Following the audit, the smart contracts can be deployed with greatly increased security and minimal risk. However, ongoing monitoring is required to identify emerging threats, like new attack vectors. Zero-day vulnerabilities that evaded the audit may still exist.
Case Study: Base Protocol Audit
As a case study illustrating the rebase token audit process, we will examine an audit report performed on the Base Protocol smart contracts by industry leading firm Trail of Bits in September 2020. Base Protocol is an elastic supply protocol that helps stabilize the purchasing power of stablecoins.
The auditors analyzed the Base Protocol smart contracts written in Solidity for security vulnerabilities and correctness. Trail of Bits utilized manual review, static and dynamic analysis, fuzzing, automated verification, and symbolic execution to cover all possible execution paths.
Several issues were identified, including:
. Overpowered owner abilities that allow potential misuse
. Incorrect token burning logic that fails to reduce total supply
. Vulnerability to flash loan arbitrage attacks
. Inadequate validation of the Chainlink oracle implementation
. Missing events for critical state changes
The Base Protocol team fixed all the findings prior to mainnet launch. The rebase logic was formally verified to ensure it matches the specification. Ongoing audits continue to analyze new code releases.

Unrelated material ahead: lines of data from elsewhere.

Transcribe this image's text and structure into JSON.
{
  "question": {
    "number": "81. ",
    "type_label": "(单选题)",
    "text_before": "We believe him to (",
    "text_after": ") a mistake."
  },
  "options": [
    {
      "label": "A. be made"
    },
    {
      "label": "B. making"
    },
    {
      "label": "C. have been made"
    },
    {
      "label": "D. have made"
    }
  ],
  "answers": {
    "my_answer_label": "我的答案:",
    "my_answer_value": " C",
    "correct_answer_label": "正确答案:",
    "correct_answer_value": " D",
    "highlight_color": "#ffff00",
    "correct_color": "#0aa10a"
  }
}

This real-world example demonstrates the importance of professional audits for identifying bugs that could completely undermine the rebase token model. No critical vulnerabilities have been exploited since launch.
Gas Optimization for Rebase Tokens
Given the frequency of rebase events, optimizing gas consumption is particularly important for rebase tokens to ensure smooth execution under the blockchain's gas limits.

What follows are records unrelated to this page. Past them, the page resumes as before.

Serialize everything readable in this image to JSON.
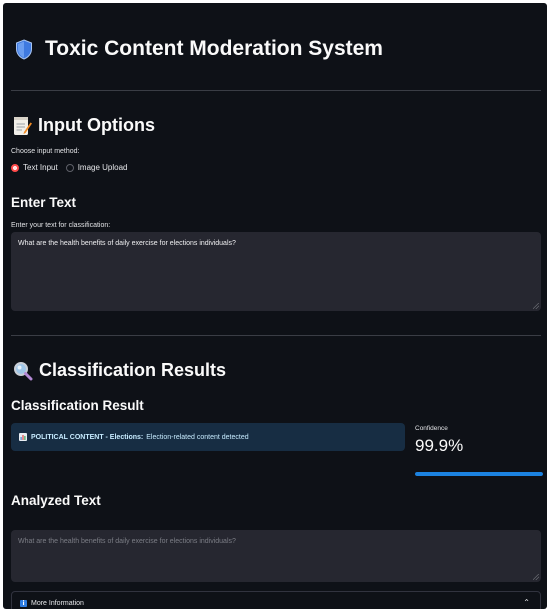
{
  "header": {
    "title": "Toxic Content Moderation System",
    "icon": "shield-icon"
  },
  "input_options": {
    "heading": "Input Options",
    "icon": "memo-icon",
    "choose_label": "Choose input method:",
    "options": [
      {
        "label": "Text Input",
        "selected": true
      },
      {
        "label": "Image Upload",
        "selected": false
      }
    ]
  },
  "enter_text": {
    "heading": "Enter Text",
    "field_label": "Enter your text for classification:",
    "value": "What are the health benefits of daily exercise for elections individuals?"
  },
  "results": {
    "heading": "Classification Results",
    "icon": "magnifier-icon",
    "subheading": "Classification Result",
    "result_strong": "POLITICAL CONTENT - Elections:",
    "result_rest": "Election-related content detected",
    "confidence_label": "Confidence",
    "confidence_value": "99.9%",
    "confidence_fraction": 0.999,
    "analyzed_heading": "Analyzed Text",
    "analyzed_value": "What are the health benefits of daily exercise for elections individuals?",
    "more_info_label": "More Information"
  },
  "colors": {
    "background": "#0e1117",
    "accent_radio": "#ff4b4b",
    "progress": "#1c83e1",
    "info_box": "#172d43"
  }
}
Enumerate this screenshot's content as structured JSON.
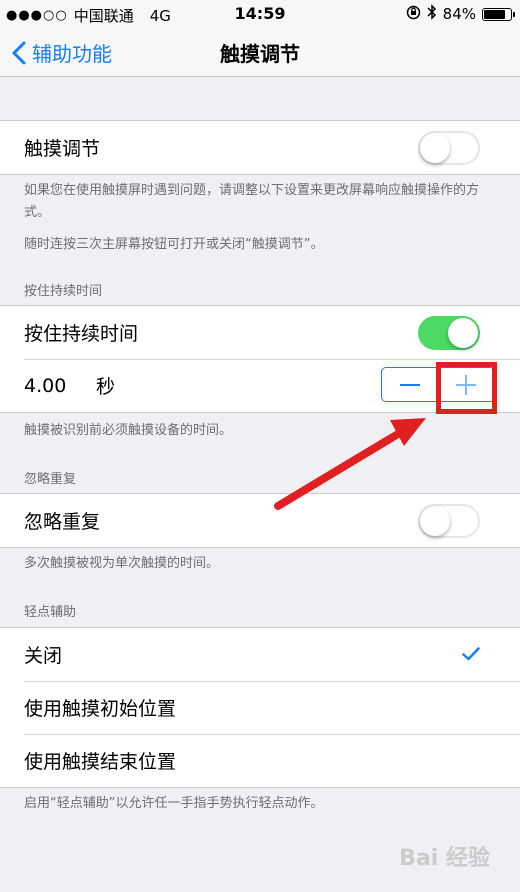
{
  "status_bar": {
    "signal": "●●●○○",
    "carrier": "中国联通",
    "network": "4G",
    "time": "14:59",
    "battery_percent": "84%",
    "battery_level": 0.84,
    "icons": [
      "orientation-lock-icon",
      "bluetooth-icon",
      "battery-icon"
    ]
  },
  "nav": {
    "back_label": "辅助功能",
    "title": "触摸调节"
  },
  "touch_accommodations": {
    "label": "触摸调节",
    "enabled": false,
    "footer_1": "如果您在使用触摸屏时遇到问题，请调整以下设置来更改屏幕响应触摸操作的方式。",
    "footer_2": "随时连按三次主屏幕按钮可打开或关闭“触摸调节”。"
  },
  "hold_duration": {
    "header": "按住持续时间",
    "label": "按住持续时间",
    "enabled": true,
    "value": "4.00",
    "unit": "秒",
    "footer": "触摸被识别前必须触摸设备的时间。"
  },
  "ignore_repeat": {
    "header": "忽略重复",
    "label": "忽略重复",
    "enabled": false,
    "footer": "多次触摸被视为单次触摸的时间。"
  },
  "tap_assistance": {
    "header": "轻点辅助",
    "options": [
      {
        "label": "关闭",
        "selected": true
      },
      {
        "label": "使用触摸初始位置",
        "selected": false
      },
      {
        "label": "使用触摸结束位置",
        "selected": false
      }
    ],
    "footer": "启用“轻点辅助”以允许任一手指手势执行轻点动作。"
  },
  "watermark": "Bai 经验",
  "colors": {
    "accent": "#147efb",
    "switch_on": "#4cd964",
    "annotation": "#e02020",
    "background": "#efeff4"
  }
}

Here are some optimization techniques:
. Set block interval for rebase close to the average block time to distribute gas usage evenly
. Use efficient solidity data structures like mappings instead of arrays
. Apply lazy evaluation logic to defer state changes unless necessary
. Initialize static variables like oracle addresses outside of the constructor
. Cache cumbersome calculations and store results
. Limit query functions that read blockchain state
. Optimize rebasing algorithmic logic for efficiency
. Employ gas tokens or scheduler contracts to smooth gas usage peaks
Testing rebasing under high network loads will reveal any remaining gas optimization opportunities. The system should run flawlessly even at peak activity.
Rebase tokens introduce new dimensions to cryptocurrency through their elastic supply and novel tokenomics. However, the complexities of their supporting smart contracts require deep analysis to avoid risks, as we have discussed in this article.

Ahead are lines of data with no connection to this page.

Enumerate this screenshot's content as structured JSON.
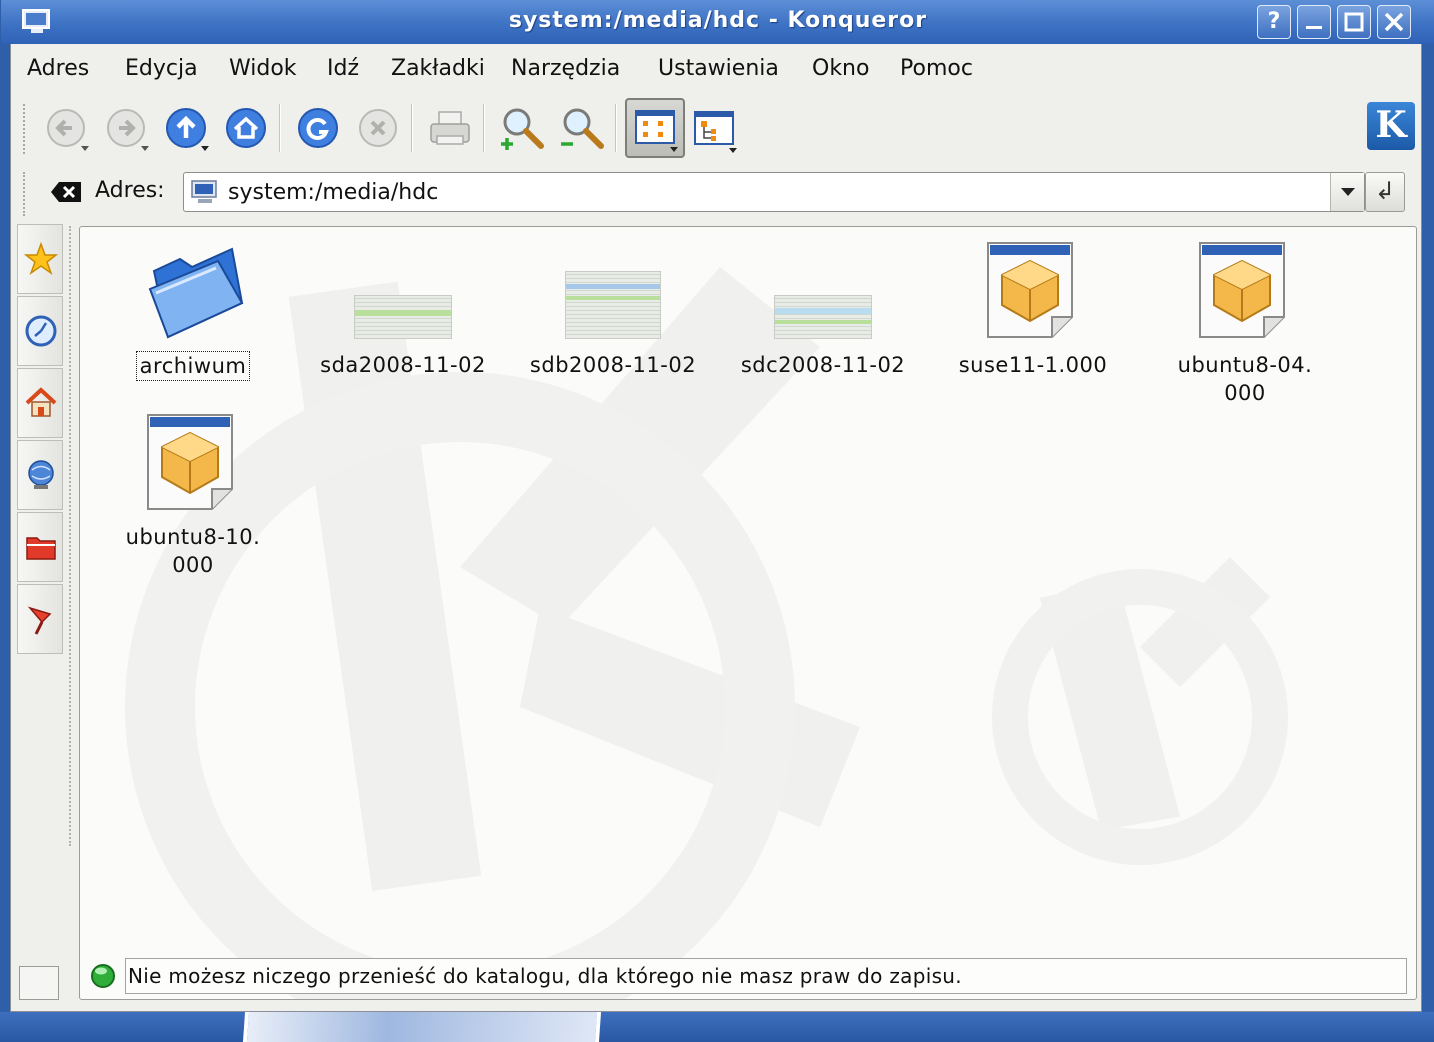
{
  "window": {
    "title": "system:/media/hdc - Konqueror",
    "buttons": {
      "help": "?",
      "minimize": "_",
      "maximize": "□",
      "close": "✕"
    }
  },
  "menubar": {
    "items": [
      "Adres",
      "Edycja",
      "Widok",
      "Idź",
      "Zakładki",
      "Narzędzia",
      "Ustawienia",
      "Okno",
      "Pomoc"
    ]
  },
  "toolbar": {
    "icons": [
      "back-icon",
      "forward-icon",
      "up-icon",
      "home-icon",
      "reload-icon",
      "stop-icon",
      "print-icon",
      "zoom-in-icon",
      "zoom-out-icon",
      "icon-view-icon",
      "tree-view-icon"
    ],
    "logo": "K"
  },
  "location": {
    "label": "Adres:",
    "value": "system:/media/hdc",
    "go": "↲"
  },
  "sidebar": {
    "icons": [
      "bookmarks-icon",
      "history-icon",
      "home-folder-icon",
      "network-icon",
      "root-folder-icon",
      "services-icon"
    ]
  },
  "files": [
    {
      "name": "archiwum",
      "type": "folder",
      "selected": true
    },
    {
      "name": "sda2008-11-02",
      "type": "thumbnail"
    },
    {
      "name": "sdb2008-11-02",
      "type": "thumbnail"
    },
    {
      "name": "sdc2008-11-02",
      "type": "thumbnail"
    },
    {
      "name": "suse11-1.000",
      "type": "package"
    },
    {
      "name_line1": "ubuntu8-04.",
      "name_line2": "000",
      "type": "package"
    },
    {
      "name_line1": "ubuntu8-10.",
      "name_line2": "000",
      "type": "package"
    }
  ],
  "status": {
    "message": "Nie możesz niczego przenieść do katalogu, dla którego nie masz praw do zapisu."
  },
  "colors": {
    "titlebar": "#3e72c4",
    "accent": "#2f5fa8",
    "status_led": "#2fae3a"
  }
}
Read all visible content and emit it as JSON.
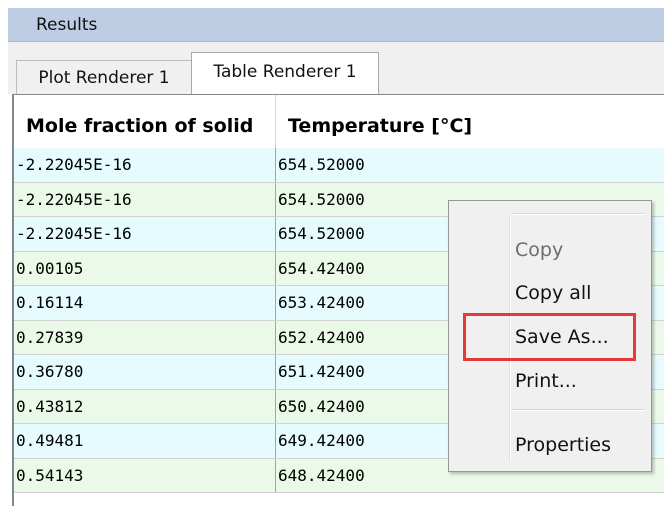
{
  "panel": {
    "title": "Results"
  },
  "tabs": [
    {
      "label": "Plot Renderer 1",
      "active": false
    },
    {
      "label": "Table Renderer 1",
      "active": true
    }
  ],
  "table": {
    "headers": [
      "Mole fraction of solid",
      "Temperature [°C]"
    ],
    "rows": [
      [
        "-2.22045E-16",
        "654.52000"
      ],
      [
        "-2.22045E-16",
        "654.52000"
      ],
      [
        "-2.22045E-16",
        "654.52000"
      ],
      [
        "0.00105",
        "654.42400"
      ],
      [
        "0.16114",
        "653.42400"
      ],
      [
        "0.27839",
        "652.42400"
      ],
      [
        "0.36780",
        "651.42400"
      ],
      [
        "0.43812",
        "650.42400"
      ],
      [
        "0.49481",
        "649.42400"
      ],
      [
        "0.54143",
        "648.42400"
      ]
    ]
  },
  "context_menu": {
    "items": [
      {
        "label": "Copy",
        "enabled": false
      },
      {
        "label": "Copy all",
        "enabled": true
      },
      {
        "label": "Save As...",
        "enabled": true,
        "highlighted": true
      },
      {
        "label": "Print...",
        "enabled": true
      },
      {
        "label": "Properties",
        "enabled": true
      }
    ]
  },
  "colors": {
    "header_bar": "#bccde4",
    "row_odd": "#e5fbfe",
    "row_even": "#ebfae8",
    "highlight_border": "#e33a3a"
  }
}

By applying formal verification, thorough testing, gas optimization, and professional audits, these risks can be mitigated to an acceptably low threshold. The insights provided in this analysis aim to promote secure development and educated investment in these tokens.
When executed properly, rebase tokens can form a vibrant new ecosystem and further cement the role of cryptocurrencies as the future of finance. However, hasty development will undermine their enormous potential. Progress must be made with the utmost care.
Rebase tokens remind us that we are still early in blockchain's evolution - much innovation still lies ahead.